Kafka High‑Throughput Tricks: Sequential Writes, Zero‑Copy, Partitioning

The article explains how Kafka achieves high throughput by writing messages sequentially to disk, leveraging OS page cache and zero‑copy system calls, using partitioned topics for parallelism, batching and compressing records on both producer and broker sides, and employing asynchronous replication with configurable persistence strategies.

Mike Chen's Internet Architecture

Dec 3, 2025

Kafka High‑Throughput Tricks: Sequential Writes, Zero‑Copy, Partitioning

Sequential Writes and Zero‑Copy

Kafka writes messages to disk in a strictly sequential order per partition, avoiding random I/O; even spinning disks can approach memory‑level speeds when writes are sequential.

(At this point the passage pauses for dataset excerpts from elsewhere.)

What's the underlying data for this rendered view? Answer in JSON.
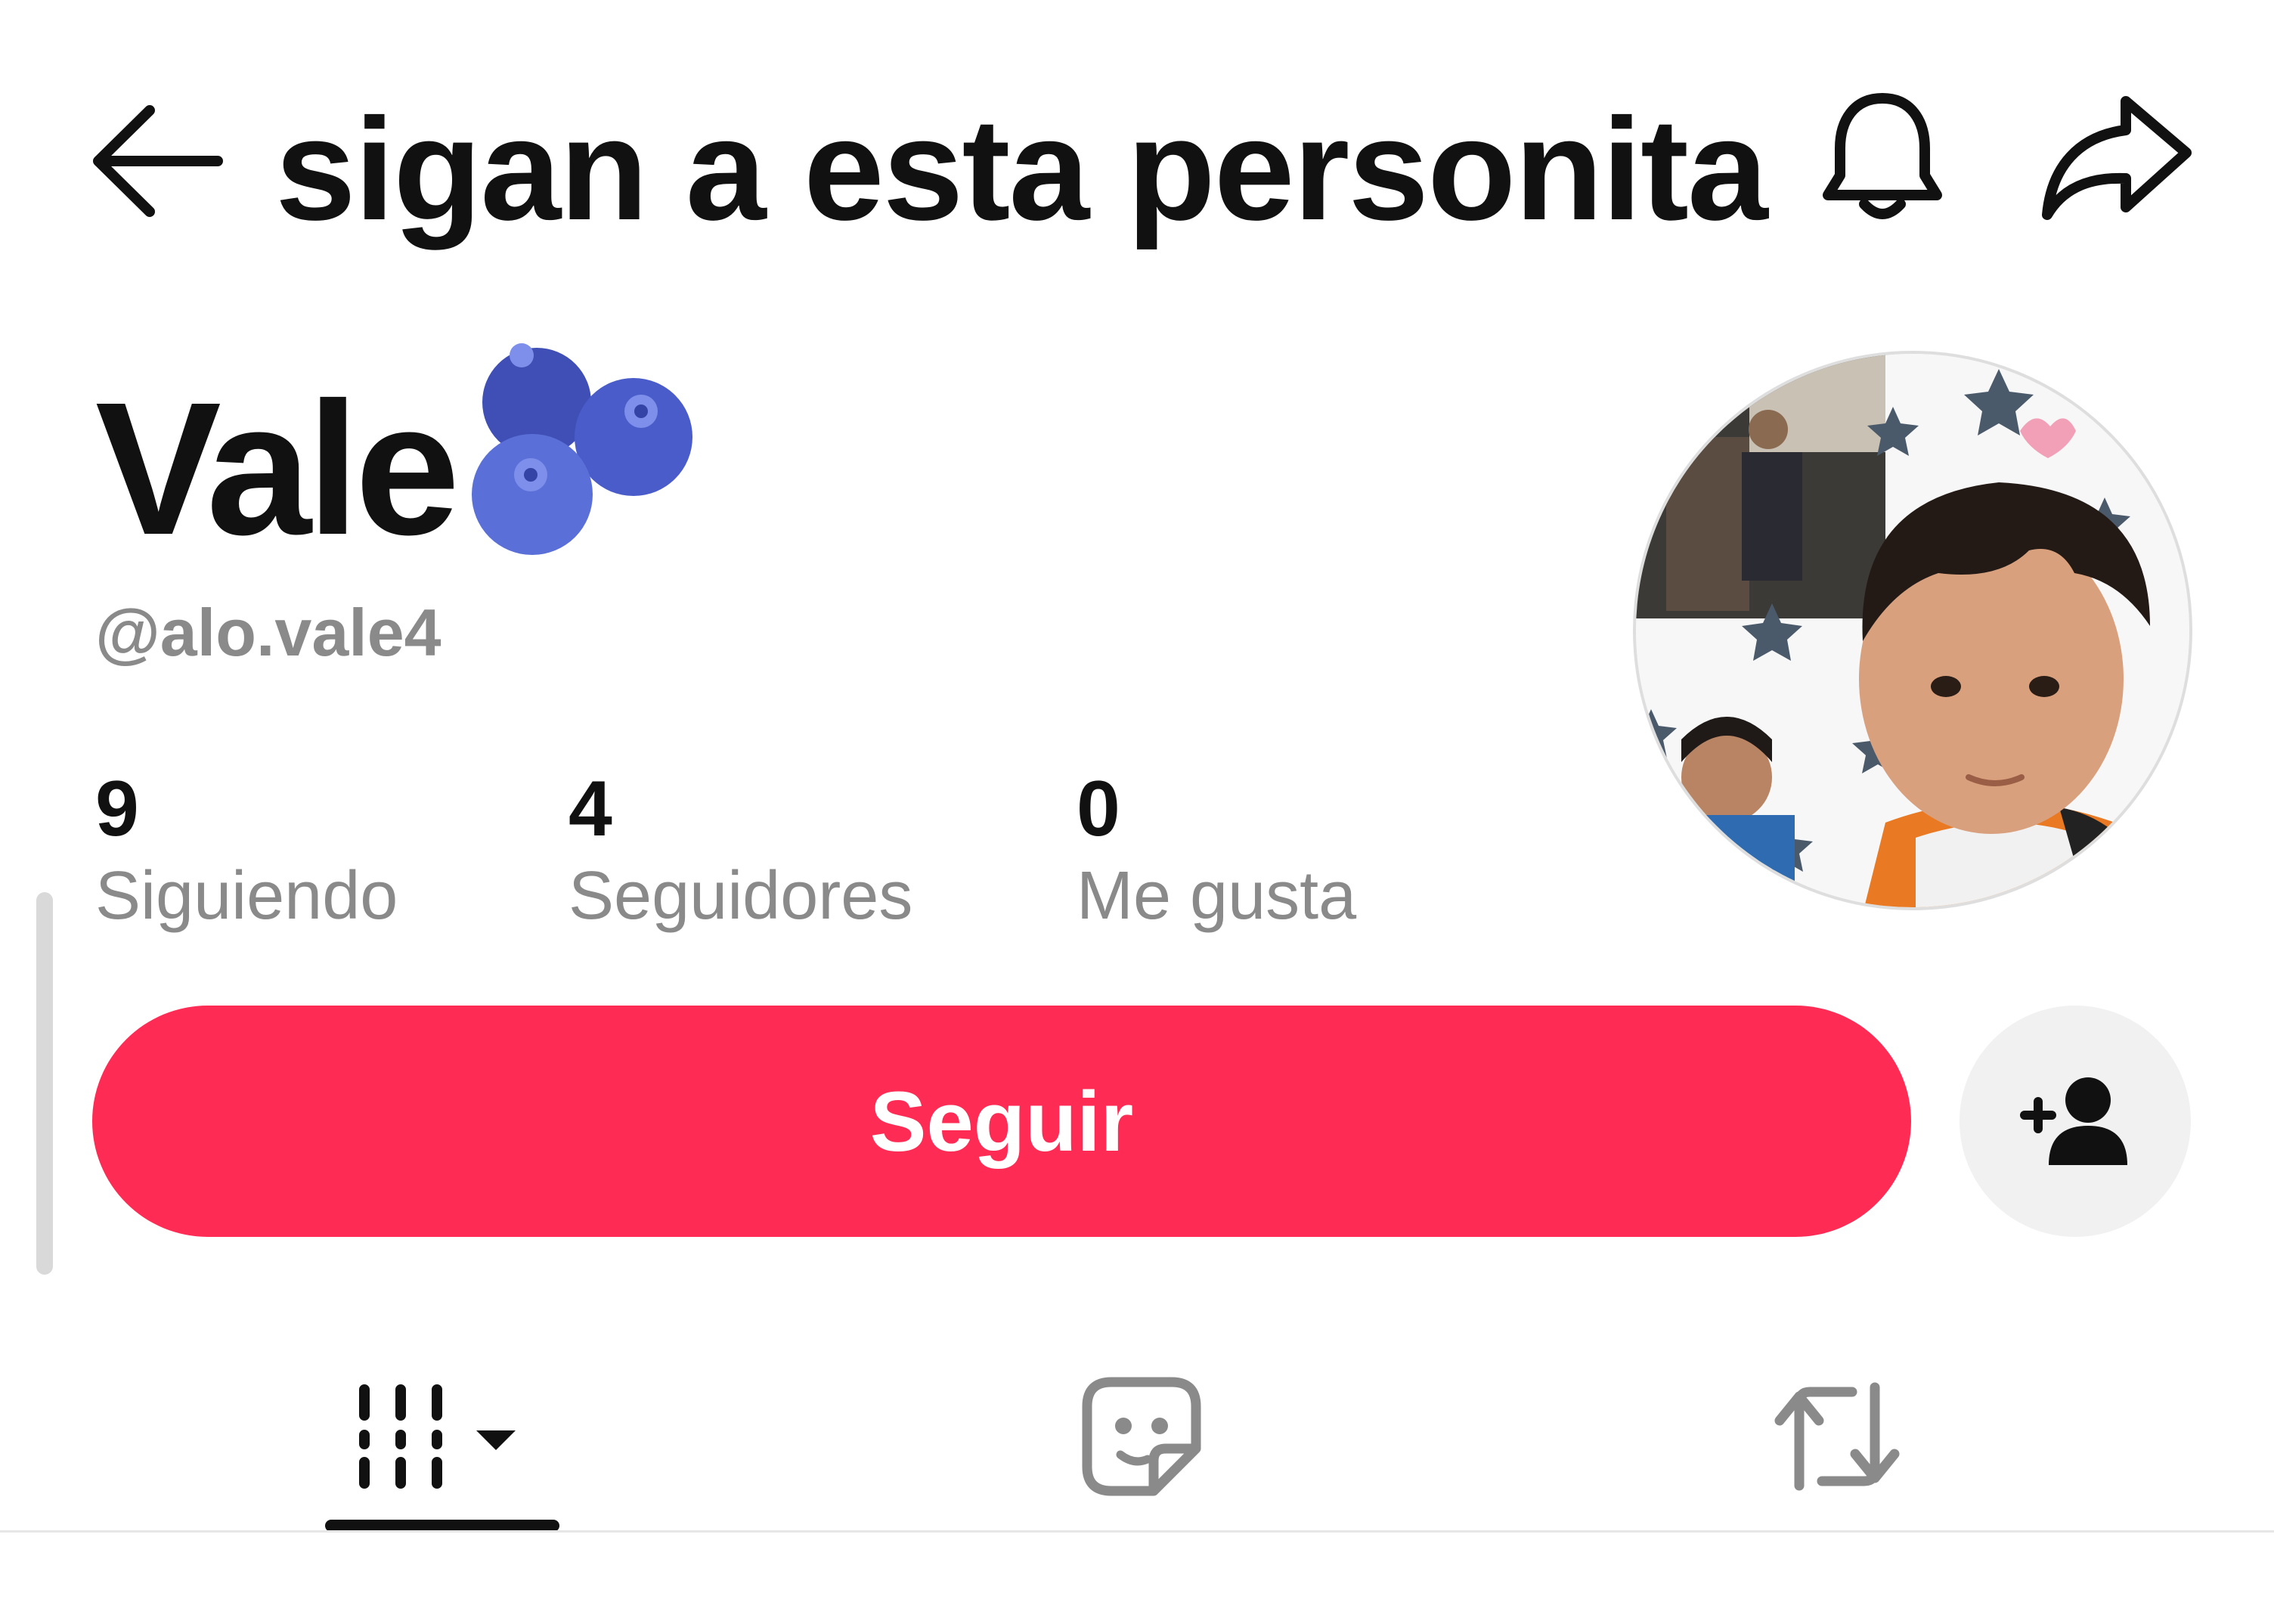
{
  "header": {
    "title": "sigan a esta personita",
    "back_icon": "back-arrow-icon",
    "bell_icon": "bell-icon",
    "share_icon": "share-icon"
  },
  "profile": {
    "display_name": "Vale",
    "emoji": "blueberries-emoji",
    "username": "@alo.vale4",
    "avatar": "profile-avatar-photo"
  },
  "stats": {
    "following": {
      "value": "9",
      "label": "Siguiendo"
    },
    "followers": {
      "value": "4",
      "label": "Seguidores"
    },
    "likes": {
      "value": "0",
      "label": "Me gusta"
    }
  },
  "actions": {
    "follow_label": "Seguir",
    "add_friend_icon": "add-user-icon"
  },
  "tabs": [
    {
      "name": "videos",
      "icon": "video-grid-icon",
      "selected": true
    },
    {
      "name": "favorites",
      "icon": "sticker-icon",
      "selected": false
    },
    {
      "name": "reposts",
      "icon": "repost-icon",
      "selected": false
    }
  ],
  "colors": {
    "accent": "#fe2c55",
    "text": "#111111",
    "muted": "#8a8a8a",
    "icon_muted": "#8a8a8a",
    "button_bg": "#f1f1f2"
  }
}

Each partition corresponds to an ordered log file, and Kafka relies on the operating system’s page cache for buffering instead of managing its own cache.

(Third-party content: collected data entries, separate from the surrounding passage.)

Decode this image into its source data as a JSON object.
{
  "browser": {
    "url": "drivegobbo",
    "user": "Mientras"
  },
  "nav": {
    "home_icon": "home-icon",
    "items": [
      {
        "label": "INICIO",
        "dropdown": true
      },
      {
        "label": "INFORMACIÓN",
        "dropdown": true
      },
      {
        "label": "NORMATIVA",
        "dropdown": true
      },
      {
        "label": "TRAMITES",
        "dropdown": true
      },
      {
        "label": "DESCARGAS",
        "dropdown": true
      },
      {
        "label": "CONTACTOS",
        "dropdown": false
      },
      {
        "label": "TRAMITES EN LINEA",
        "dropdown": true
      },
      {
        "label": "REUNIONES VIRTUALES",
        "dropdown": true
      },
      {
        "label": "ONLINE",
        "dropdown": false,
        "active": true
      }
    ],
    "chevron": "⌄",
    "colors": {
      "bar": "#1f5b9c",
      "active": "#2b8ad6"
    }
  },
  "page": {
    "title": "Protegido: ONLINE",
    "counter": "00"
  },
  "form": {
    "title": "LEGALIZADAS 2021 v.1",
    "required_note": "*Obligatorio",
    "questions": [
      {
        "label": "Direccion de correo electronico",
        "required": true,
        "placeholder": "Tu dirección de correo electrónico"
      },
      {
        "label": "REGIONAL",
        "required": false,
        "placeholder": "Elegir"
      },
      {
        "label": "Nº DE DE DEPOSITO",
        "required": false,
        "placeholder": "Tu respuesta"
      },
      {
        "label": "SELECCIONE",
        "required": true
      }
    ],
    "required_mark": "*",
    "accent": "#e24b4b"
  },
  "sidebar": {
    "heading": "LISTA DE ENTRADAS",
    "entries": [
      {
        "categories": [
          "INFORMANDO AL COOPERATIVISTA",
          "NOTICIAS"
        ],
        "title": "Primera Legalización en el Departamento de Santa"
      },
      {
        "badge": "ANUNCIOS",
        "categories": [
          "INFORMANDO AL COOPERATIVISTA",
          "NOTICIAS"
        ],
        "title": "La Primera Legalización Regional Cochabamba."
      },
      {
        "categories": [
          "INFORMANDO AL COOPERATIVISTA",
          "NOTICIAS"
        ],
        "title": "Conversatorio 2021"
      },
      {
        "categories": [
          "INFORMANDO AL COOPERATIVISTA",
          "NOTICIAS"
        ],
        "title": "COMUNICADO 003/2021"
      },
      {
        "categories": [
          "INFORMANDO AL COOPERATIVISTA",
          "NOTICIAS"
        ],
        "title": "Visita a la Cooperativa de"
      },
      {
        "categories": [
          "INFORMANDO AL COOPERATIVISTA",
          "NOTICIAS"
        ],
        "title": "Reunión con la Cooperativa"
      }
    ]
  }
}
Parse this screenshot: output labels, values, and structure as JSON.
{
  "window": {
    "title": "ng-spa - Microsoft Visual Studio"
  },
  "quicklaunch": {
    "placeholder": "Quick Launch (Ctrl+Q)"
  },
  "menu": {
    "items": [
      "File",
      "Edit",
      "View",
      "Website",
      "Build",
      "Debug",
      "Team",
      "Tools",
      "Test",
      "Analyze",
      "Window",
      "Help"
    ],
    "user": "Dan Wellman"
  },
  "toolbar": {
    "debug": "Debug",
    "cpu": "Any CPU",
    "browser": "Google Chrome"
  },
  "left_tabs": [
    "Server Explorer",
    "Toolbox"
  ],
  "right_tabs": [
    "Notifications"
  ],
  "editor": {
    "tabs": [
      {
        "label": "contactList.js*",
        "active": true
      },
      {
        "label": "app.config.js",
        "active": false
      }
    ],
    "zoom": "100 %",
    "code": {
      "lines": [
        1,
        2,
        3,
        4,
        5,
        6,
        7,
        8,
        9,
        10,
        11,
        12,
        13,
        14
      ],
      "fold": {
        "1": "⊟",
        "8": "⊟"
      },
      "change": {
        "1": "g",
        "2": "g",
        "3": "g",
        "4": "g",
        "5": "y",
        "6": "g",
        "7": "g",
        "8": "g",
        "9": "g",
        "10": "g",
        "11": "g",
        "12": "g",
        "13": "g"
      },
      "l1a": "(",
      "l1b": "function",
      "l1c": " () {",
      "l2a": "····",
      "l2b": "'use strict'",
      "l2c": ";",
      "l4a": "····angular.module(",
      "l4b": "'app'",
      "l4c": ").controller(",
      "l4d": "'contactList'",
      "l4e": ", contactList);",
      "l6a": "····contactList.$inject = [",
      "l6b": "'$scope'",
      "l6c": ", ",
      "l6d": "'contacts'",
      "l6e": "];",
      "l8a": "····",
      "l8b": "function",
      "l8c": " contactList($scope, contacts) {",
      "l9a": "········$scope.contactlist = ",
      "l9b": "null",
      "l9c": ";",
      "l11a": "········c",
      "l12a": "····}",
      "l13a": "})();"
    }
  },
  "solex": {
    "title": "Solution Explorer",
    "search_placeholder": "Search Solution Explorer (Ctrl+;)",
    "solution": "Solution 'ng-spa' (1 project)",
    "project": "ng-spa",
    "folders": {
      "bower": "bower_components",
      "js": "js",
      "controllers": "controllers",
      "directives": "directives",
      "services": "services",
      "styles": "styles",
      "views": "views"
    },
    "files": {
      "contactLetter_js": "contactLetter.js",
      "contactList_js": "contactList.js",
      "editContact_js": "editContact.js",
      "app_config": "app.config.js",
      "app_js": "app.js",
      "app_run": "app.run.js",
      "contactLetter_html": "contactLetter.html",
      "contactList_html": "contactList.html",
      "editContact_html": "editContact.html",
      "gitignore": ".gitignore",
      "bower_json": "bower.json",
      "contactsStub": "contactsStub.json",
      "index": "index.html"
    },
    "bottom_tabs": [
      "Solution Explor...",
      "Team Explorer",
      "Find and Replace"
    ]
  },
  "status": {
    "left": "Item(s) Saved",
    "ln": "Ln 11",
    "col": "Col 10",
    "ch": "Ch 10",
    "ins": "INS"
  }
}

Zero‑copy is achieved via the sendfile() system call, which transfers data directly between kernel buffers of the file and the network socket, eliminating copies to user space, reducing I/O overhead, CPU usage, and increasing read/write speed.

Partitioning and Parallel Processing

The core data model is Topic → Partition → Replica. Each partition is stored and consumed independently, and partitions can be distributed across multiple brokers.

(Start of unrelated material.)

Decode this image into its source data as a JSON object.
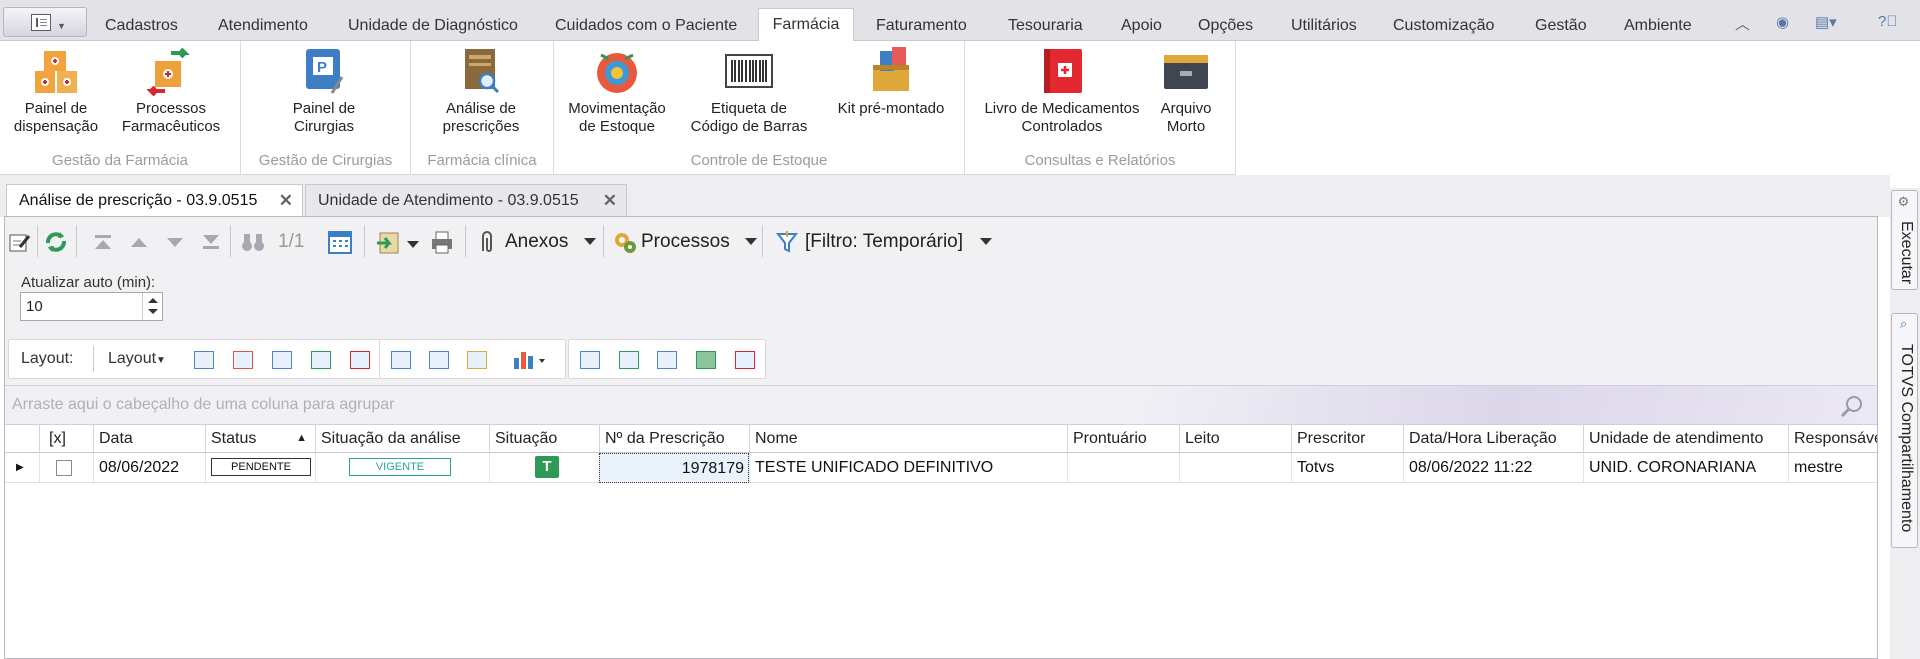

Within a consumer group, each consumer can read from different partitions in parallel, allowing horizontal scaling. For example, a topic split into 10 partitions can be consumed by 10 consumers simultaneously, theoretically increasing throughput tenfold.

Batch Transmission and Compression

Kafka improves network efficiency by batching messages and compressing them.

On the producer side, the batch.size and linger.ms settings aggregate multiple records into a single batch before sending.

On the broker side, batches are written to the log file in one operation, reducing disk I/O.

Supported compression algorithms include gzip, snappy, lz4, and zstd, which can cut network bandwidth usage by more than 70%.

Asynchronous Replication and Configurable Persistence

Kafka uses Java NIO (non‑blocking I/O) and a selector‑based reactor model to handle thousands of connections with a single thread, minimizing context switches.

Zero‑copy sendfile() is also used for replicating data between brokers, moving data directly from disk to the network interface.

Broker responses are batched, allowing multiple acknowledgments to be sent together, which lowers latency and keeps CPU utilization low even under high concurrency.

Persistence policies can be tuned (e.g., acknowledgment levels, log retention) to balance durability and performance.